We swam and floated and dove and frolicked until the freshness of the April sea gave us goose bumps. We stayed at the beach for about three hours – eating our sandwiches, basking in the sun, watching families and hikers splash in the water, and getting totally sunburnt (don't forget to bring sunscreen like we did!) Eventually, the small beach became very crowded (I definitely recommend getting there on the earlier side) and our skin began to sting (I also definitely recommend sun protection), so we packed up, kissed the sea goodbye, and prepared ourselves for the intense trek back.

Remember that trail I talked about earlier where you have to jump down rocks and slide down the mountainside? Yeah, well, turns out you have to hike back up that too. We reached the foot of the trail, looked up, and saw a string of hikers cascading down the mountain on their pilgrimage to the infamous Port d'En Vau. In this moment, my brother and I gave each other a look that said both "Gee, I'm glad we got there early" and "It's going to be a tough journey back." But as they say, onward and upward!


We pushed hands against knees to propel forward and spotted each other when climbing up slippery limestone. The hoards of people coming down the mountain were something interesting to watch, a distraction from the difficult uphill climb. We saw a barefoot woman in a long flowing dress, holding her flowing hair back and clutching her heeled wedges as she carefully tiptoed down the mountainside. Shortly after her followed a man in a wide brim sunhat carrying a beach umbrella and a cooler. Nick turned to me and said, "That dude's going to give the scariest piggy back ride of his life on the way back up." I chuckled, thinking that was probably true, but I was proud of that lady for getting somewhere and making it happen – even if she didn't have the proper hiking equipment. After a good forty minutes of pulling ourselves up rock faces and jumping from ledge to ledge, we finally made it back to the top. We both decided that in the end it wasn't even that bad! So do it, definitely do it. The hike down and up to the last calanque is more than worth it!


View from Blue Trail
View from Blue Trail

At the top, rather than crossing back to the red and white trail, we went right on the scenic blue trail. I highly recommend taking the blue trail on the way back because it leads you to a lookout point where you can see Port d'En Vau from above – and see just how far you've come. It is both stunning and rewarding. The blue trail follows the coast the entire time, so you are never without a glistening blue view. It was truly lovely. Once you reach Port Pin, the blue trail ends and the rest of the hike back is on the red and white trail.


View of Port d'En Vau from Blue Trail
View of Port d'En Vau from Blue Trail

I must admit, by this time Nick and I were feeling a bit hungry, a bit thirsty, and more than a bit sunburnt, so our main priority was making it back to town for shade and sustenance. We trekked on full speed ahead and eventually returned to the Cassis harbor at around 4:30 PM. So yes, it is an all day journey – but it is the best all day journey to do!

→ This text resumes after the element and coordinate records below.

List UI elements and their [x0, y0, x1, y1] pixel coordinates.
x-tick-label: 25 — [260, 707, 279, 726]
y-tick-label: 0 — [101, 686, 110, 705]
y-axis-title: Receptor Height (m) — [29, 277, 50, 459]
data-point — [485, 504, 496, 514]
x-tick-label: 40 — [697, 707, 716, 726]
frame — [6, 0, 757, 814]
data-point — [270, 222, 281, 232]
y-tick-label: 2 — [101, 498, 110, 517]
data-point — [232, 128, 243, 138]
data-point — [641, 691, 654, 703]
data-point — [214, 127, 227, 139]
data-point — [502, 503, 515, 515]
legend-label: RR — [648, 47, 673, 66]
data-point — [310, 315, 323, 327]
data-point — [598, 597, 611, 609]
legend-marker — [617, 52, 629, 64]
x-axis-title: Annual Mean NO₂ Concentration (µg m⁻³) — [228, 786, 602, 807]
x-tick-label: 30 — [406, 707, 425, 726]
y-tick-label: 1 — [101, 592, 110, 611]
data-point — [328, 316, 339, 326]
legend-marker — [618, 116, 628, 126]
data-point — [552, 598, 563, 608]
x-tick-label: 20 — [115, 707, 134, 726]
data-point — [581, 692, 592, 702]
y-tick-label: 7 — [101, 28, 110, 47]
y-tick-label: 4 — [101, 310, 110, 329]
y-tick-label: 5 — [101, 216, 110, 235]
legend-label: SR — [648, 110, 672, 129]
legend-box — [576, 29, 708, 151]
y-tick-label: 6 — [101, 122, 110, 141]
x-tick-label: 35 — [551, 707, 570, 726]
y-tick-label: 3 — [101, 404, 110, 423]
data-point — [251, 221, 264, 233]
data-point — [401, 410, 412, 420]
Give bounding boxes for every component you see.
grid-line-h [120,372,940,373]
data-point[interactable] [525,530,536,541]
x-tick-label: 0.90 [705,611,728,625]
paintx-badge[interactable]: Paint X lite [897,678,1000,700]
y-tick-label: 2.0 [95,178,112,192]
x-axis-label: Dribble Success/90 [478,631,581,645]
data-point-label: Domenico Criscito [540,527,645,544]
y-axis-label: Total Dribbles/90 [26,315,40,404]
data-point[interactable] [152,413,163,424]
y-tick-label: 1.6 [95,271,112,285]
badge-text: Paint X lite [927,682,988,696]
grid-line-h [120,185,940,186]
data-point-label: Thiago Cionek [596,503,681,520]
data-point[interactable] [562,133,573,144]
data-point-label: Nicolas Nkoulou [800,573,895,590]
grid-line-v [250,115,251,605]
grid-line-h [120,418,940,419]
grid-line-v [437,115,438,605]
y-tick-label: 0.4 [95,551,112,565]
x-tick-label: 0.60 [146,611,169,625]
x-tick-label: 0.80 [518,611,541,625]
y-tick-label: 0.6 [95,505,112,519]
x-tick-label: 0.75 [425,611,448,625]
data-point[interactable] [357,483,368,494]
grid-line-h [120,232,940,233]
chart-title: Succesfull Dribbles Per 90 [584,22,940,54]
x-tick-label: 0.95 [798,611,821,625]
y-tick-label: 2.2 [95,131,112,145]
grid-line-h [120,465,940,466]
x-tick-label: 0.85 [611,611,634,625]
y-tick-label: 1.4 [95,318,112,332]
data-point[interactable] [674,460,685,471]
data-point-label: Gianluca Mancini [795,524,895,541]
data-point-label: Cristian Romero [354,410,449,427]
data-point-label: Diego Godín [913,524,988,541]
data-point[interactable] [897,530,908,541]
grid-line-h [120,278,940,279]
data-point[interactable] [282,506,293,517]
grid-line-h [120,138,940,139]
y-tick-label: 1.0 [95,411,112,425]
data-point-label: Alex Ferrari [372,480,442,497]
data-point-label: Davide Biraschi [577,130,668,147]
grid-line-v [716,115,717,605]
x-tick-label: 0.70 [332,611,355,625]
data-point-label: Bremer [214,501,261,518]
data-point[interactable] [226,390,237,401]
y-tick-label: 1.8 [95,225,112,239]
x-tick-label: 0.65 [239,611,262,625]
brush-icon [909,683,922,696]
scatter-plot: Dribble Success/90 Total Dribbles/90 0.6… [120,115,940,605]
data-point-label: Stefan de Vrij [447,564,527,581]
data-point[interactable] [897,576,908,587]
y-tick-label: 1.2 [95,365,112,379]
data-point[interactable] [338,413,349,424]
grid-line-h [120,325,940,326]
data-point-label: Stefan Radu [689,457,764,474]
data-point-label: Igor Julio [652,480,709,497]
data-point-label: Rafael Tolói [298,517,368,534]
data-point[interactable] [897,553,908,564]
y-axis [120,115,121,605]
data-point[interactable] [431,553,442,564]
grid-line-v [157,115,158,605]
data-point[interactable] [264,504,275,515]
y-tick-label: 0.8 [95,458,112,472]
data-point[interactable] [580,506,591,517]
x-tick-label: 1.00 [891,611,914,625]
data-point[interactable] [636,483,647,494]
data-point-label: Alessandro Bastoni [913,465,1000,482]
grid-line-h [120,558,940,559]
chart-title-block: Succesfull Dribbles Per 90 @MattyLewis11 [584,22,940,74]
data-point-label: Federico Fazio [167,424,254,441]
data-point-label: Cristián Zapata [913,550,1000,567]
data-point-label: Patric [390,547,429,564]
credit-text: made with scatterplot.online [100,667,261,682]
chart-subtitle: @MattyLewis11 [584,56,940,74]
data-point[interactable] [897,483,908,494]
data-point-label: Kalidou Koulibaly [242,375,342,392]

Before heading back to our hotel and taking cold showers, we stopped to enjoy a chilled smoothie and laugh about our adventures. That day spent outside, under the sun, and hiking the calanques was one of my favorite days of my whole year abroad, and I've had so many amazing days. That being said, if you are ever in Cassis, I beg you – no, I implore you – to hike to the three calanques. It is the adventure of a lifetime!